Desacralized Peyote Use in Sixteenth-Century Mexico

Friday, January 8, 2010: 9:30 AM
Edward C (Hyatt)
Martin Nesvig , University of Miami, Miami Beach, FL
In the spring of 1569, rumors began to circulate in the Minas de Guanajuato that a young Spanish woman from the Canaries had been eating peyote and engaged in a variety of spell casting, divination and superstitions.  Peyote was not formally banned by the Mexican Inquisition until 1621 but its use prior to the ban was still viewed by Church officials and missionaries as suspect and potentially punishable.  This paper examines the case of Catalina de Peraza, in Guanajuato, in comparison with other cases of Spaniards using peyote, to discuss the use of peyote by non Indians in early Mexico.  While peyote use originally had sacred religious meanings, and continues to possess such meaning for Huichols, the use of peyote by Spaniards, mulatos and mestizos appears to have been a case of desacralization, in which the original religious purpose of peyote rituals was shifted to practical uses, primarily divination.  There is little discussion of peyote use among historians of colonial Mexico.
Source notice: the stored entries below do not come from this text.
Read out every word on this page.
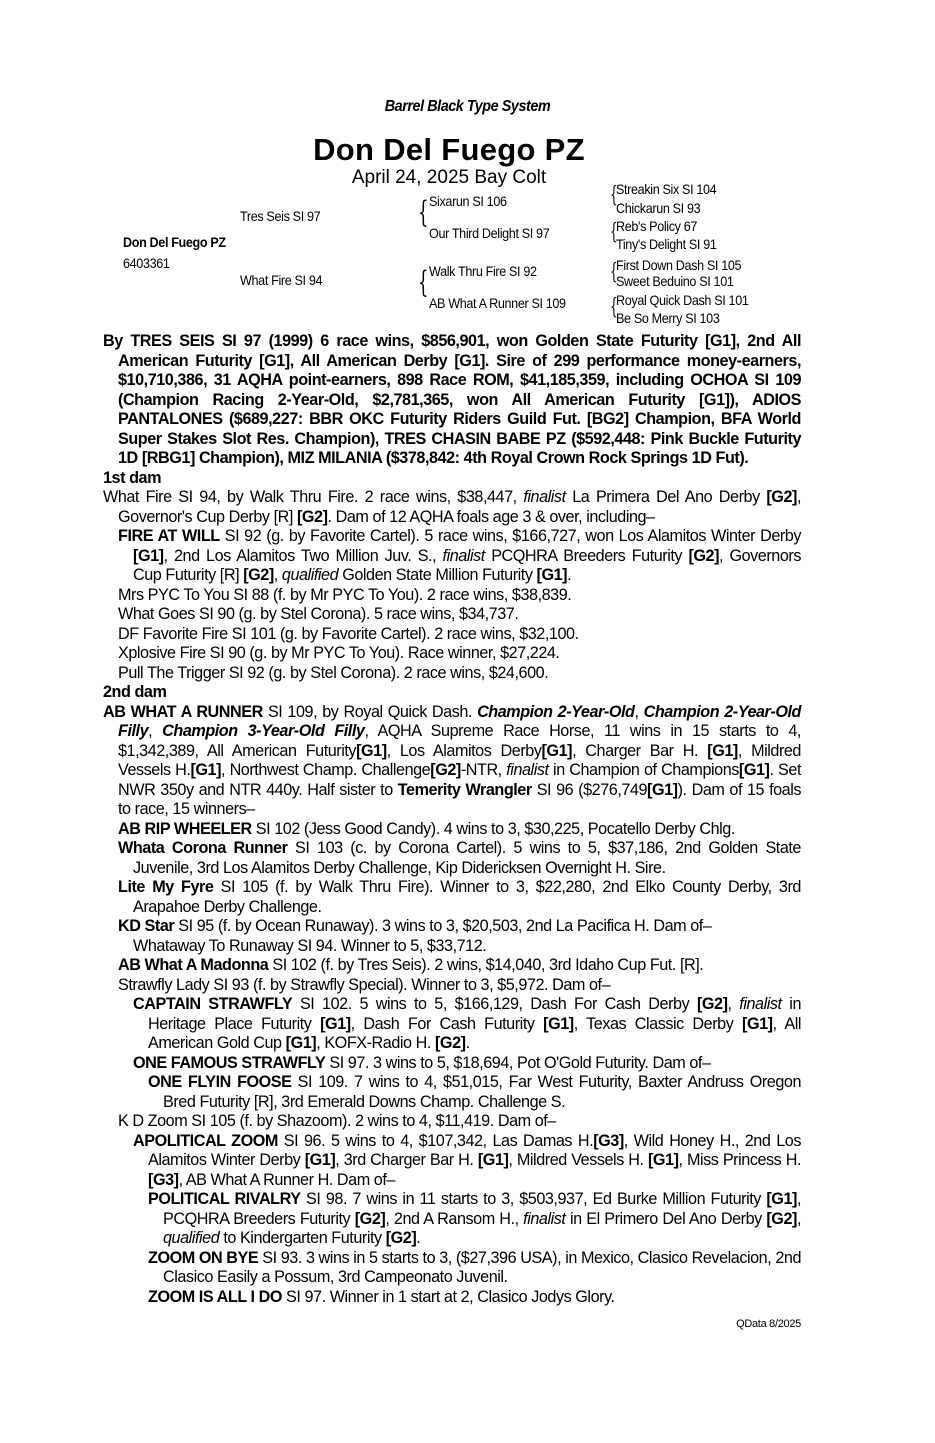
Barrel Black Type System
Don Del Fuego PZ
April 24, 2025 Bay Colt
Don Del Fuego PZ
6403361
Tres Seis SI 97
What Fire SI 94
{ Sixarun SI 106
Our Third Delight SI 97
{ Walk Thru Fire SI 92
AB What A Runner SI 109
{
Streakin Six SI 104
Chickarun SI 93
{
Reb's Policy 67
Tiny's Delight SI 91
{
First Down Dash SI 105
Sweet Beduino SI 101
{
Royal Quick Dash SI 101
Be So Merry SI 103
By TRES SEIS SI 97 (1999) 6 race wins, $856,901, won Golden State Futurity [G1], 2nd All American Futurity [G1], All American Derby [G1]. Sire of 299 performance money-earners, $10,710,386, 31 AQHA point-earners, 898 Race ROM, $41,185,359, including OCHOA SI 109 (Champion Racing 2-Year-Old, $2,781,365, won All American Futurity [G1]), ADIOS PANTALONES ($689,227: BBR OKC Futurity Riders Guild Fut. [BG2] Champion, BFA World Super Stakes Slot Res. Champion), TRES CHASIN BABE PZ ($592,448: Pink Buckle Futurity 1D [RBG1] Champion), MIZ MILANIA ($378,842: 4th Royal Crown Rock Springs 1D Fut).
1st dam
What Fire SI 94, by Walk Thru Fire. 2 race wins, $38,447, finalist La Primera Del Ano Derby [G2], Governor's Cup Derby [R] [G2]. Dam of 12 AQHA foals age 3 & over, including–
FIRE AT WILL SI 92 (g. by Favorite Cartel). 5 race wins, $166,727, won Los Alamitos Winter Derby [G1], 2nd Los Alamitos Two Million Juv. S., finalist PCQHRA Breeders Futurity [G2], Governors Cup Futurity [R] [G2], qualified Golden State Million Futurity [G1].
Mrs PYC To You SI 88 (f. by Mr PYC To You). 2 race wins, $38,839.
What Goes SI 90 (g. by Stel Corona). 5 race wins, $34,737.
DF Favorite Fire SI 101 (g. by Favorite Cartel). 2 race wins, $32,100.
Xplosive Fire SI 90 (g. by Mr PYC To You). Race winner, $27,224.
Pull The Trigger SI 92 (g. by Stel Corona). 2 race wins, $24,600.
2nd dam
AB WHAT A RUNNER SI 109, by Royal Quick Dash. Champion 2-Year-Old, Champion 2-Year-Old Filly, Champion 3-Year-Old Filly, AQHA Supreme Race Horse, 11 wins in 15 starts to 4, $1,342,389, All American Futurity[G1], Los Alamitos Derby[G1], Charger Bar H. [G1], Mildred Vessels H.[G1], Northwest Champ. Challenge[G2]-NTR, finalist in Champion of Champions[G1]. Set NWR 350y and NTR 440y. Half sister to Temerity Wrangler SI 96 ($276,749[G1]). Dam of 15 foals to race, 15 winners–
AB RIP WHEELER SI 102 (Jess Good Candy). 4 wins to 3, $30,225, Pocatello Derby Chlg.
Whata Corona Runner SI 103 (c. by Corona Cartel). 5 wins to 5, $37,186, 2nd Golden State Juvenile, 3rd Los Alamitos Derby Challenge, Kip Didericksen Overnight H. Sire.
Lite My Fyre SI 105 (f. by Walk Thru Fire). Winner to 3, $22,280, 2nd Elko County Derby, 3rd Arapahoe Derby Challenge.
KD Star SI 95 (f. by Ocean Runaway). 3 wins to 3, $20,503, 2nd La Pacifica H. Dam of–
Whataway To Runaway SI 94. Winner to 5, $33,712.
AB What A Madonna SI 102 (f. by Tres Seis). 2 wins, $14,040, 3rd Idaho Cup Fut. [R].
Strawfly Lady SI 93 (f. by Strawfly Special). Winner to 3, $5,972. Dam of–
CAPTAIN STRAWFLY SI 102. 5 wins to 5, $166,129, Dash For Cash Derby [G2], finalist in Heritage Place Futurity [G1], Dash For Cash Futurity [G1], Texas Classic Derby [G1], All American Gold Cup [G1], KOFX-Radio H. [G2].
ONE FAMOUS STRAWFLY SI 97. 3 wins to 5, $18,694, Pot O'Gold Futurity. Dam of–
ONE FLYIN FOOSE SI 109. 7 wins to 4, $51,015, Far West Futurity, Baxter Andruss Oregon Bred Futurity [R], 3rd Emerald Downs Champ. Challenge S.
K D Zoom SI 105 (f. by Shazoom). 2 wins to 4, $11,419. Dam of–
APOLITICAL ZOOM SI 96. 5 wins to 4, $107,342, Las Damas H.[G3], Wild Honey H., 2nd Los Alamitos Winter Derby [G1], 3rd Charger Bar H. [G1], Mildred Vessels H. [G1], Miss Princess H.[G3], AB What A Runner H. Dam of–
POLITICAL RIVALRY SI 98. 7 wins in 11 starts to 3, $503,937, Ed Burke Million Futurity [G1], PCQHRA Breeders Futurity [G2], 2nd A Ransom H., finalist in El Primero Del Ano Derby [G2], qualified to Kindergarten Futurity [G2].
ZOOM ON BYE SI 93. 3 wins in 5 starts to 3, ($27,396 USA), in Mexico, Clasico Revelacion, 2nd Clasico Easily a Possum, 3rd Campeonato Juvenil.
ZOOM IS ALL I DO SI 97. Winner in 1 start at 2, Clasico Jodys Glory.
QData 8/2025
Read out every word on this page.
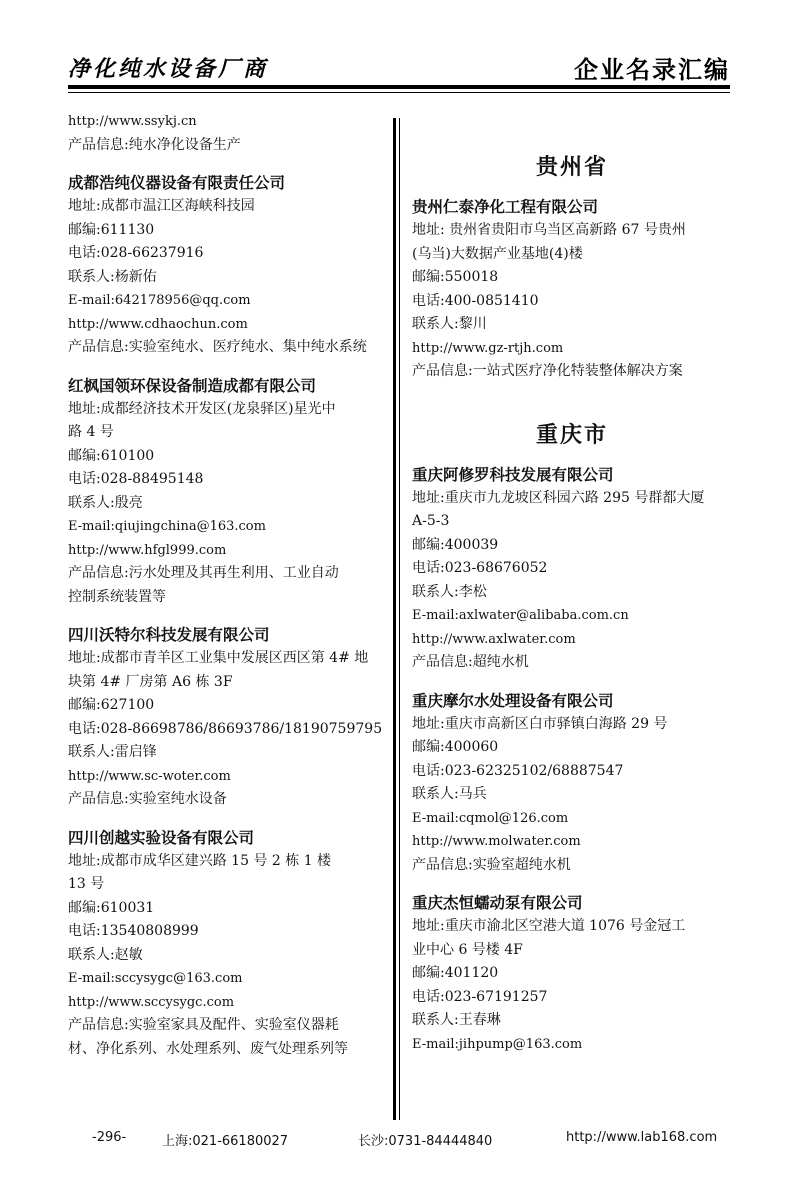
净化纯水设备厂商	企业名录汇编
http://www.ssykj.cn
产品信息:纯水净化设备生产
成都浩纯仪器设备有限责任公司
地址:成都市温江区海峡科技园
邮编:611130
电话:028-66237916
联系人:杨新佑
E-mail:642178956@qq.com
http://www.cdhaochun.com
产品信息:实验室纯水、医疗纯水、集中纯水系统
红枫国领环保设备制造成都有限公司
地址:成都经济技术开发区(龙泉驿区)星光中
路 4 号
邮编:610100
电话:028-88495148
联系人:殷亮
E-mail:qiujingchina@163.com
http://www.hfgl999.com
产品信息:污水处理及其再生利用、工业自动
控制系统装置等
四川沃特尔科技发展有限公司
地址:成都市青羊区工业集中发展区西区第 4# 地
块第 4# 厂房第 A6 栋 3F
邮编:627100
电话:028-86698786/86693786/18190759795
联系人:雷启锋
http://www.sc-woter.com
产品信息:实验室纯水设备
四川创越实验设备有限公司
地址:成都市成华区建兴路 15 号 2 栋 1 楼
13 号
邮编:610031
电话:13540808999
联系人:赵敏
E-mail:sccysygc@163.com
http://www.sccysygc.com
产品信息:实验室家具及配件、实验室仪器耗
材、净化系列、水处理系列、废气处理系列等
贵州省
贵州仁泰净化工程有限公司
地址: 贵州省贵阳市乌当区高新路 67 号贵州
(乌当)大数据产业基地(4)楼
邮编:550018
电话:400-0851410
联系人:黎川
http://www.gz-rtjh.com
产品信息:一站式医疗净化特装整体解决方案
重庆市
重庆阿修罗科技发展有限公司
地址:重庆市九龙坡区科园六路 295 号群都大厦
A-5-3
邮编:400039
电话:023-68676052
联系人:李松
E-mail:axlwater@alibaba.com.cn
http://www.axlwater.com
产品信息:超纯水机
重庆摩尔水处理设备有限公司
地址:重庆市高新区白市驿镇白海路 29 号
邮编:400060
电话:023-62325102/68887547
联系人:马兵
E-mail:cqmol@126.com
http://www.molwater.com
产品信息:实验室超纯水机
重庆杰恒蠕动泵有限公司
地址:重庆市渝北区空港大道 1076 号金冠工
业中心 6 号楼 4F
邮编:401120
电话:023-67191257
联系人:王春琳
E-mail:jihpump@163.com
-296-	上海:021-66180027	长沙:0731-84444840	http://www.lab168.com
There is some discussion in works of ethnohistory and histories of women folk healers, but there does not appear to be a sustained attempt to understand peyote use as it related to the policy of the Inquisition or to adaptations in that policy. Within one year of its ban a censor of the Mexican Inquisition, fray Martín de Vergara, was asking for exemptions from the ban for one of his parishioners.  This paper is part of a larger project on frontier religion among Spaniards in early Mexico and hopes to open a discussion about the long-term historical trends about peyote use and state-sponsored efforts to regulate its use.